By making a noun like 新車 from 新しい車, you can make more noun combinations like 新車試乗...many more. I guess Nino's question matters to this usage/grammatical point.


----------



## Sasa Hiro

DaylightDelight said:


> In general, Kango versions tend to be used in more formal situations.
> For example, a news caption might say "新車販売台数" but not "新しい車が売れた数".
> 
> Also they can have slightly different meanings.
> For example, 新車 can only mean a brand new, non-used car.
> On the other hand, 新しい車 can also mean "a replacement".
> So 新車を買ったんだ。中古だけどね。 does not make sense but 新しい車を買ったんだ。中古だけどね。 can work.



When used independently without any other words fixed,
新しい車 is better and 新車　has a connotation "a car not used　too much"
Therefore, the sentence 新車を買ったんだ。中古だけどね。 makes sense.


----------



## Sasa Hiro

Nino83 said:


> Hello everyone.
> 
> I'm wondering why there are often two different words to describe the same concept.
> 
> For example, _atarashii kuruma_ 新しい車 and _shinsha_ 新車 for _new car_ or _yoi/ii shina_ 良い品 and _ryouhin_ 良品 for _good product_.
> 
> Are these words used in different contexts? Do they have different meanings?
> 
> _He bought a new car. It is a good product.
> Kare wa atarashii kuruma o katta. Ii shina da.
> Kare wa shinsha o katta. Ryōhin da._



We do not say "_Ryōhin da" 

We say 良い品だ(よいしなだ）　or いいしなだ。
We have a new phrase　recently used
 " 無印（むじるし）良品”　good quality products without 
the brand. In this case, we say "Ryohin"

Sasa Hiro

Sasa Hiro
with no brand._


----------



## DaylightDelight

Sasa Hiro said:


> 新しい車 is better and 新車　has a connotation "a car not used　too much"


I have to disagree. To me, 新車 only means "a car not used, period."


Sasa Hiro said:


> Therefore, the sentence 新車を買ったんだ。中古だけどね。 makes sense.


It does not to me.  If someone said such a thing to me, I'd have to ask "新車？中古？どっち？"


Sasa Hiro said:


> We have a new phrase　recently used
> " 無印（むじるし）良品”　good quality products without
> the brand. In this case, we say "Ryohin"

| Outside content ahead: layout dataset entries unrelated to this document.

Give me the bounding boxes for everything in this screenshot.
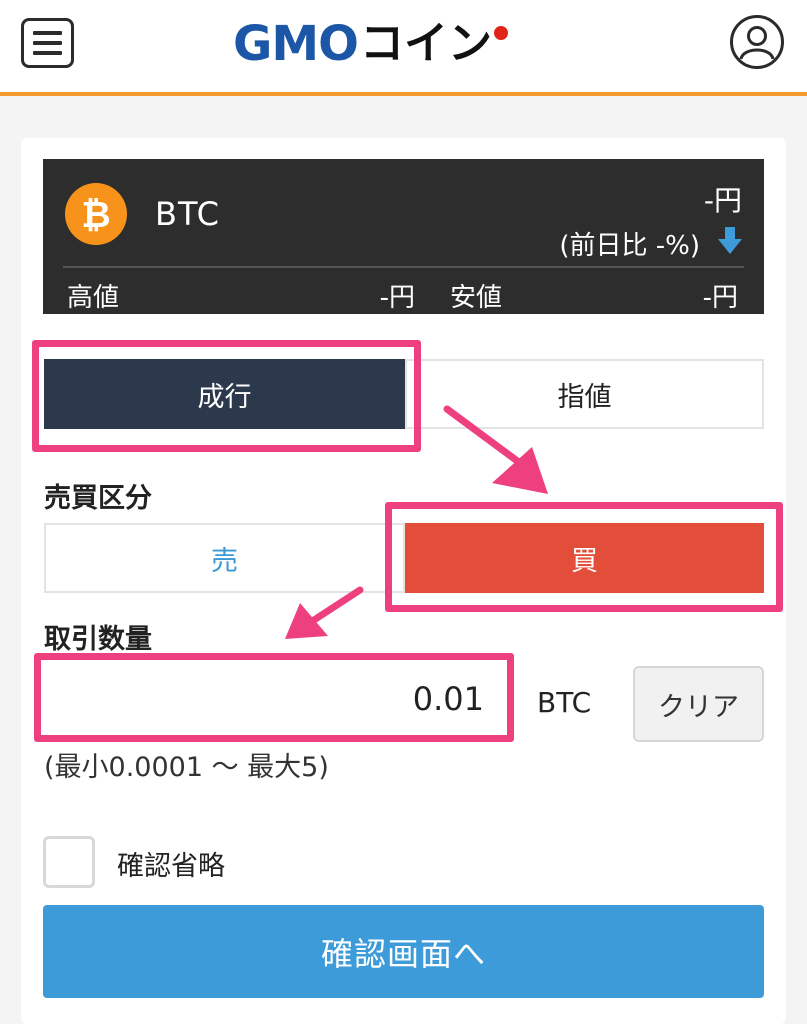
high-label: 高値 xyxy=(67,283,120,313)
highlight-box-order-type xyxy=(32,340,421,452)
app-header: GMO コイン xyxy=(0,0,807,96)
arrow-down-icon xyxy=(718,227,742,255)
quantity-range-hint: (最小0.0001 〜 最大5) xyxy=(44,752,329,783)
logo-brand: GMO xyxy=(233,16,359,72)
low-label: 安値 xyxy=(450,283,503,313)
quantity-section-label: 取引数量 xyxy=(44,624,152,655)
low-value: -円 xyxy=(702,283,738,313)
hamburger-menu-icon[interactable] xyxy=(21,18,74,68)
skip-confirm-checkbox[interactable] xyxy=(43,836,95,888)
ticker-change: (前日比 -%) xyxy=(559,231,700,261)
confirm-screen-button[interactable]: 確認画面へ xyxy=(43,905,764,998)
logo-suffix: コイン xyxy=(359,18,492,69)
user-account-icon[interactable] xyxy=(729,14,785,70)
svg-text:₿: ₿ xyxy=(81,195,110,236)
logo-red-dot xyxy=(494,26,508,40)
bitcoin-icon: ₿ xyxy=(65,183,127,245)
ticker-divider xyxy=(63,266,744,268)
highlight-box-quantity xyxy=(34,653,514,742)
skip-confirm-label: 確認省略 xyxy=(117,851,225,882)
quantity-unit: BTC xyxy=(537,686,592,719)
side-section-label: 売買区分 xyxy=(44,483,152,514)
high-value: -円 xyxy=(379,283,415,313)
price-ticker: ₿ BTC -円 (前日比 -%) 高値 -円 安値 -円 xyxy=(43,159,764,314)
ticker-symbol: BTC xyxy=(155,195,220,233)
highlight-box-buy xyxy=(385,502,783,612)
gmo-coin-logo[interactable]: GMO コイン xyxy=(233,16,573,72)
tab-limit-order[interactable]: 指値 xyxy=(405,359,764,429)
ticker-price: -円 xyxy=(703,184,742,217)
clear-button[interactable]: クリア xyxy=(633,666,764,742)
sell-button[interactable]: 売 xyxy=(44,523,405,593)
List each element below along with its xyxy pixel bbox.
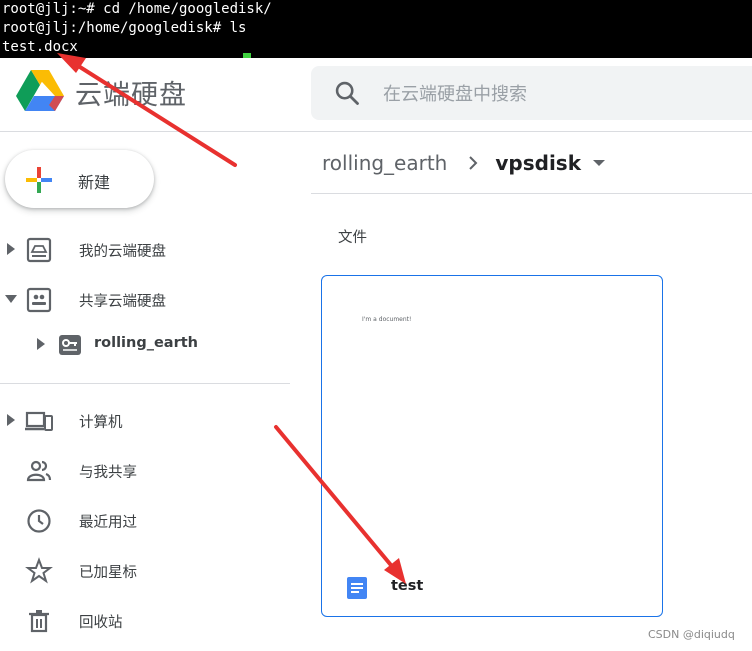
trash-icon [29, 610, 49, 633]
watermark: CSDN @diqiudq [648, 628, 735, 641]
star-icon [25, 557, 53, 584]
people-icon [26, 460, 52, 482]
sidebar-divider [0, 383, 290, 384]
sidebar-item-label: 最近用过 [79, 515, 137, 531]
breadcrumb: rolling_earth vpsdisk [322, 151, 606, 175]
shared-drive-icon [26, 287, 52, 313]
sidebar-item-rolling-earth[interactable]: rolling_earth [0, 326, 290, 362]
sidebar-item-shared-drives[interactable]: 共享云端硬盘 [0, 281, 290, 317]
terminal-line: root@jlj:~# cd /home/googledisk/ [2, 1, 272, 17]
sidebar-item-label: 我的云端硬盘 [79, 244, 166, 260]
sidebar-item-starred[interactable]: 已加星标 [0, 552, 290, 588]
caret-right-icon[interactable] [35, 336, 47, 352]
caret-right-icon[interactable] [5, 412, 17, 428]
main-divider [311, 193, 752, 194]
clock-icon [27, 509, 51, 533]
breadcrumb-current[interactable]: vpsdisk [495, 151, 581, 175]
header-divider [0, 131, 752, 132]
file-preview-text: I'm a document! [362, 316, 412, 323]
search-bar[interactable] [311, 66, 752, 120]
drive-logo-icon[interactable] [16, 70, 64, 112]
plus-icon [26, 167, 52, 193]
breadcrumb-parent[interactable]: rolling_earth [322, 151, 447, 175]
file-name: test [391, 578, 424, 594]
sidebar-item-my-drive[interactable]: 我的云端硬盘 [0, 231, 290, 267]
caret-down-icon[interactable] [5, 291, 17, 307]
new-button-label: 新建 [78, 173, 111, 192]
terminal-window: root@jlj:~# cd /home/googledisk/ root@jl… [0, 0, 752, 58]
dropdown-arrow-icon[interactable] [593, 159, 606, 167]
my-drive-icon [26, 237, 52, 263]
google-docs-icon [347, 577, 367, 599]
section-label-files: 文件 [338, 230, 367, 246]
terminal-line: test.docx [2, 39, 78, 55]
terminal-cursor [243, 53, 251, 58]
file-card[interactable]: I'm a document! test [321, 275, 663, 617]
sidebar-item-label: 与我共享 [79, 465, 137, 481]
sidebar-item-label: 已加星标 [79, 565, 137, 581]
sidebar-item-recent[interactable]: 最近用过 [0, 502, 290, 538]
sidebar-item-trash[interactable]: 回收站 [0, 602, 290, 638]
shared-drive-key-icon [59, 335, 81, 355]
sidebar-item-shared-with-me[interactable]: 与我共享 [0, 452, 290, 488]
new-button[interactable]: 新建 [5, 150, 154, 208]
chevron-right-icon [469, 156, 478, 170]
sidebar-item-computers[interactable]: 计算机 [0, 402, 290, 438]
sidebar-item-label: rolling_earth [94, 335, 198, 351]
caret-right-icon[interactable] [5, 241, 17, 257]
sidebar-item-label: 回收站 [79, 615, 123, 631]
search-icon[interactable] [333, 79, 361, 107]
sidebar-item-label: 计算机 [79, 415, 123, 431]
search-input[interactable] [381, 78, 745, 110]
computer-icon [25, 411, 53, 431]
terminal-line: root@jlj:/home/googledisk# ls [2, 20, 247, 36]
brand-title: 云端硬盘 [75, 80, 187, 111]
sidebar-item-label: 共享云端硬盘 [79, 294, 166, 310]
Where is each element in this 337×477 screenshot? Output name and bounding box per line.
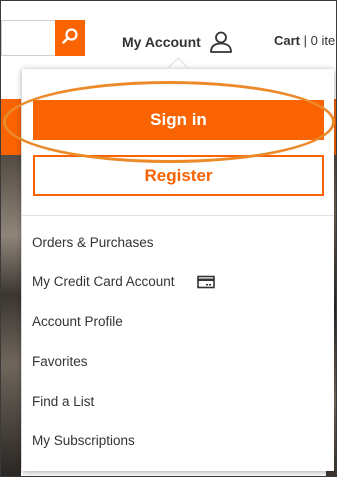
credit-card-icon [196, 275, 215, 289]
search-input[interactable] [1, 20, 55, 56]
cart-link[interactable]: Cart | 0 ite [274, 33, 335, 48]
background-banner-left [1, 99, 21, 155]
my-account-link[interactable]: My Account [122, 31, 233, 53]
menu-divider [22, 215, 334, 216]
sign-in-button[interactable]: Sign in [33, 100, 324, 140]
menu-item-label: Account Profile [32, 314, 123, 329]
search-icon [61, 27, 79, 50]
cart-count: | 0 ite [303, 33, 336, 48]
menu-item-favorites[interactable]: Favorites [32, 354, 88, 369]
menu-item-label: Favorites [32, 354, 88, 369]
menu-item-my-subscriptions[interactable]: My Subscriptions [32, 433, 135, 448]
menu-item-label: Find a List [32, 394, 95, 409]
account-dropdown: Sign in Register Orders & Purchases My C… [22, 69, 334, 471]
menu-item-label: Orders & Purchases [32, 235, 154, 250]
user-icon [209, 31, 233, 53]
menu-item-label: My Credit Card Account [32, 274, 175, 289]
browser-viewport: My Account Cart | 0 ite Sign in Register… [0, 0, 337, 477]
cart-label: Cart [274, 33, 301, 48]
menu-item-credit-card-account[interactable]: My Credit Card Account [32, 274, 215, 289]
menu-item-label: My Subscriptions [32, 433, 135, 448]
register-button[interactable]: Register [33, 155, 324, 196]
menu-item-account-profile[interactable]: Account Profile [32, 314, 123, 329]
my-account-label: My Account [122, 34, 201, 50]
search-button[interactable] [55, 20, 85, 56]
menu-item-orders-purchases[interactable]: Orders & Purchases [32, 235, 154, 250]
background-photo-left [1, 99, 21, 476]
menu-item-find-a-list[interactable]: Find a List [32, 394, 94, 409]
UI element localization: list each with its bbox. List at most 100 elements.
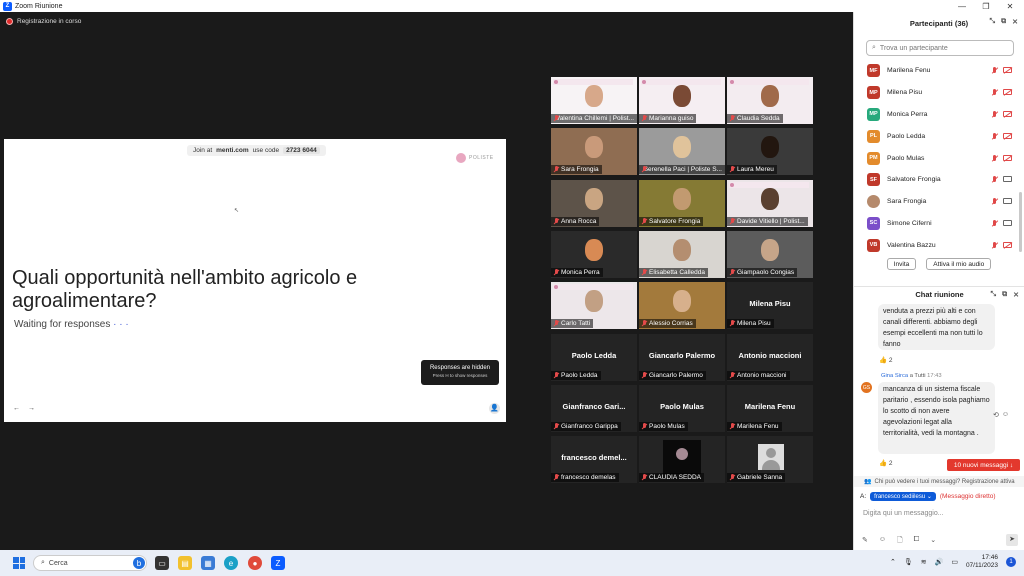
- video-tile[interactable]: Marianna guiso: [639, 77, 725, 124]
- close-panel-icon[interactable]: ✕: [1012, 18, 1018, 26]
- more-icon[interactable]: ⌄: [930, 536, 936, 547]
- chat-message-2[interactable]: mancanza di un sistema fiscale paritario…: [878, 382, 995, 454]
- chevron-up-icon[interactable]: ⌃: [890, 558, 896, 566]
- chat-input[interactable]: Digita qui un messaggio...: [863, 510, 944, 517]
- video-tile[interactable]: Claudia Sedda: [727, 77, 813, 124]
- participant-row[interactable]: PL Paolo Ledda: [854, 125, 1024, 147]
- video-tile[interactable]: Marilena Fenu Marilena Fenu: [727, 384, 813, 432]
- video-tile[interactable]: Salvatore Frongia: [639, 179, 725, 227]
- tile-name-label: Paolo Ledda: [551, 370, 601, 380]
- bing-icon[interactable]: b: [133, 557, 145, 569]
- participant-status-icons: [991, 154, 1012, 162]
- tile-name-label: Marianna guiso: [639, 114, 697, 123]
- participant-name: Valentina Bazzu: [887, 241, 936, 249]
- video-tile[interactable]: Anna Rocca: [551, 179, 637, 227]
- reply-icon[interactable]: ⟲: [993, 411, 999, 419]
- video-tile[interactable]: Serenella Paci | Poliste S...: [639, 128, 725, 176]
- notification-badge[interactable]: 1: [1006, 557, 1016, 567]
- participant-row[interactable]: MP Milena Pisu: [854, 82, 1024, 104]
- emoji-icon[interactable]: ☺: [1002, 411, 1009, 419]
- battery-icon[interactable]: ▭: [951, 558, 958, 566]
- maximize-button[interactable]: ❐: [974, 2, 998, 11]
- zoom-taskbar-icon[interactable]: Z: [271, 556, 285, 570]
- camera-icon: [1003, 176, 1012, 183]
- chat-message-1[interactable]: venduta a prezzi più alti e con canali d…: [878, 304, 995, 350]
- muted-mic-icon: [991, 89, 998, 96]
- participants-title: Partecipanti (36): [909, 18, 969, 28]
- emoji-picker-icon[interactable]: ☺: [879, 536, 886, 547]
- file-explorer-icon[interactable]: ▤: [178, 556, 192, 570]
- participant-row[interactable]: MP Monica Perra: [854, 104, 1024, 126]
- video-tile[interactable]: Laura Mereu: [727, 128, 813, 176]
- responses-hidden-box: Responses are hidden Press H to show res…: [421, 360, 499, 385]
- video-tile[interactable]: Elisabetta Calledda: [639, 230, 725, 278]
- poll-question: Quali opportunità nell'ambito agricolo e…: [12, 267, 358, 312]
- microphone-icon[interactable]: 🎙: [904, 558, 913, 566]
- new-messages-button[interactable]: 10 nuovi messaggi ↓: [947, 459, 1020, 471]
- collapse-icon[interactable]: ⤡: [990, 18, 996, 26]
- chat-visibility-notice[interactable]: 👥 Chi può vedere i tuoi messaggi? Regist…: [854, 476, 1024, 487]
- chat-reaction-2[interactable]: 👍 2: [879, 459, 893, 467]
- task-view-icon[interactable]: ▭: [155, 556, 169, 570]
- video-tile[interactable]: Gabriele Sanna: [727, 436, 813, 484]
- participant-row[interactable]: SC Simone Ciferni: [854, 213, 1024, 235]
- unmute-me-button[interactable]: Attiva il mio audio: [926, 258, 992, 271]
- video-tile[interactable]: Paolo Mulas Paolo Mulas: [639, 384, 725, 432]
- video-tile[interactable]: Valentina Chillemi | Polist...: [551, 77, 637, 124]
- participant-scrollbar[interactable]: [1019, 192, 1022, 252]
- video-tile[interactable]: Milena Pisu Milena Pisu: [727, 282, 813, 330]
- pop-out-icon[interactable]: ⧉: [1001, 18, 1006, 26]
- poliste-logo: POLISTE: [456, 151, 498, 165]
- tile-display-name: Antonio maccioni: [738, 350, 802, 360]
- clock[interactable]: 17:46 07/11/2023: [966, 554, 998, 570]
- chat-reaction-1[interactable]: 👍 2: [879, 356, 893, 364]
- recipient-dropdown[interactable]: francesco sediilesu ⌄: [870, 492, 936, 501]
- camera-off-icon: [1003, 132, 1012, 139]
- minimize-button[interactable]: —: [950, 2, 974, 11]
- join-bar: Join at menti.com use code 2723 6044: [187, 145, 326, 156]
- video-tile[interactable]: Antonio maccioni Antonio maccioni: [727, 333, 813, 381]
- video-tile[interactable]: CLAUDIA SEDDA: [639, 436, 725, 484]
- video-tile[interactable]: Carlo Tatti: [551, 282, 637, 330]
- participants-header: Partecipanti (36) ⤡ ⧉ ✕: [854, 12, 1024, 34]
- store-icon[interactable]: ▦: [201, 556, 215, 570]
- participant-row[interactable]: PM Paolo Mulas: [854, 147, 1024, 169]
- video-tile[interactable]: Giancarlo Palermo Giancarlo Palermo: [639, 333, 725, 381]
- chat-close-icon[interactable]: ✕: [1013, 291, 1019, 299]
- participant-search-input[interactable]: ⌕ Trova un partecipante: [866, 40, 1014, 56]
- recording-indicator[interactable]: Registrazione in corso: [6, 18, 81, 25]
- video-tile[interactable]: Alessio Corrias: [639, 282, 725, 330]
- send-button[interactable]: ➤: [1006, 534, 1018, 546]
- participant-row[interactable]: VB Valentina Bazzu: [854, 234, 1024, 256]
- taskbar-search[interactable]: ⌕ Cerca: [33, 555, 147, 571]
- windows-start-icon[interactable]: [13, 557, 25, 569]
- video-tile[interactable]: Monica Perra: [551, 230, 637, 278]
- format-icon[interactable]: ✎: [862, 536, 868, 547]
- video-tile[interactable]: Sara Frongia: [551, 128, 637, 176]
- video-tile[interactable]: Paolo Ledda Paolo Ledda: [551, 333, 637, 381]
- participant-row[interactable]: Sara Frongia: [854, 191, 1024, 213]
- person-icon[interactable]: 👤: [489, 403, 500, 414]
- chat-pop-out-icon[interactable]: ⧉: [1002, 291, 1007, 299]
- invite-button[interactable]: Invita: [886, 258, 917, 271]
- video-tile[interactable]: Giampaolo Congias: [727, 230, 813, 278]
- participant-figure: [585, 187, 603, 210]
- video-tile[interactable]: francesco demel... francesco demelas: [551, 436, 637, 484]
- wifi-icon[interactable]: ≋: [921, 558, 927, 566]
- tile-display-name: Gianfranco Gari...: [562, 401, 626, 411]
- prev-arrow-icon[interactable]: ←: [13, 405, 20, 412]
- chat-collapse-icon[interactable]: ⤡: [991, 291, 997, 299]
- file-icon[interactable]: 🗋: [897, 536, 903, 547]
- edge-icon[interactable]: e: [224, 556, 238, 570]
- camera-icon: [1003, 219, 1012, 226]
- chrome-icon[interactable]: ●: [248, 556, 262, 570]
- video-tile[interactable]: Davide Vitiello | Polist...: [727, 179, 813, 227]
- window-controls: — ❐ ✕: [950, 0, 1022, 12]
- close-window-button[interactable]: ✕: [998, 2, 1022, 11]
- volume-icon[interactable]: 🔊: [935, 558, 944, 566]
- participant-row[interactable]: SF Salvatore Frongia: [854, 169, 1024, 191]
- next-arrow-icon[interactable]: →: [28, 405, 35, 412]
- video-tile[interactable]: Gianfranco Gari... Gianfranco Garippa: [551, 384, 637, 432]
- participant-row[interactable]: MF Marilena Fenu: [854, 60, 1024, 82]
- screenshot-icon[interactable]: ⧠: [914, 536, 920, 547]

無印良品 itself is a brand name, not a generic term to mean "good quality products without the brand".
And I've never heard it abbreviated as "Ryohin."  In Tokyo area, it's always "Muji."


----------



## Sasa Hiro

DaylightDelight said:


> In general, Kango versions tend to be used in more formal situations.
> For example, a news caption might say "新車販売台数" but not "新しい車が売れた数".
> 
> Also they can have slightly different meanings.
> For example, 新車 can only mean a brand new, non-used car.
> On the other hand, 新しい車 can also mean "a replacement".
> So 新車を買ったんだ。中古だけどね。 does not make sense but 新しい車を買ったんだ。中古だけどね。 can work.





新車を買ったんだ。中古だけどね   

 新しい車を買ったんだ。中古だけどね

新しく　車を買ったんだ。中古だけどね　

adverb 

Sasa Hiro

Ｉ


----------



## Sasa Hiro

DaylightDelight said:


> I have to disagree. To me, 新車 only means "a car not used, period."
> 
> It does not to me.  If someone said such thing to me, I'd have to ask "新車？中古？どっち？"
> 
> 無印良品 itself is a brand name, not a generic term to mean "good quality products without the brand".
> And I've never heard it abbreviated as "Ryohin."  In Tokyo area, it's always "Muji."



「無印良品」の人気まとめ一覧 - NAVER まとめ

無印 means literarily " no brand "
but 無印良品  is  the brand name 

Sasa Hiro


----------



## DaylightDelight

Sasa Hiro said:


> 新しい車を買ったんだ。中古だけどね


It may be personal, but this sounds acceptable to me.


Sasa Hiro said:


> 新しく　車を買ったんだ。中古だけどね


Right. I totally agree that this sounds the best.


----------



## SoLaTiDoberman

新しい（←近未来的なという意味の）クルマを買ったんだ。中古だけどね。
新しい（←「あたらしく」という意味の）クルマを買ったんだ。中古だけどね。（私は個人的にアリと思います。）
新しい（←新しくて新車にみえる、といった意味の）クルマを買ったんだ。中古だけどね。
新しい（←新古車、同上）クルマを買ったんだ。中古だけどね。（or新古車だけどね）

新しくクルマを買ったんだ。中古車だけどね。 (←これが文法的には一番あいまいさがないけど、それを言うなら）　
クルマを買ったんだ。中古だけどね。　（←こっちの方が普通な感じがします。「新しく」はつけてもつけなくても意味は変わらないと思うからです。新規の購入でないなら、「*昔*クルマを買った*ことがあったんだ*」とか、いいそうな気がします。「新しい」を付けるからには、話者は何らかの「新しさ」を強調して言いたいのかもしれません。文脈によりますが。）

いずれにしても、「新車」はより意味が狭く、「新しい車」はより意味が広くて、ambiguityが増す、と私も思います。


----------



## Nino83

SoLaTiDoberman said:


> *新しく*クルマを買ったんだ。中古車だけどね


Could you translate this in English? Does it mean "*Recently*, I bought a car"?


----------



## SoLaTiDoberman

I bought a car *anew*. Although it was a used car.


----------



## Nino83

SoLaTiDoberman said:


> I bought a car *anew*.


Thank you!


----------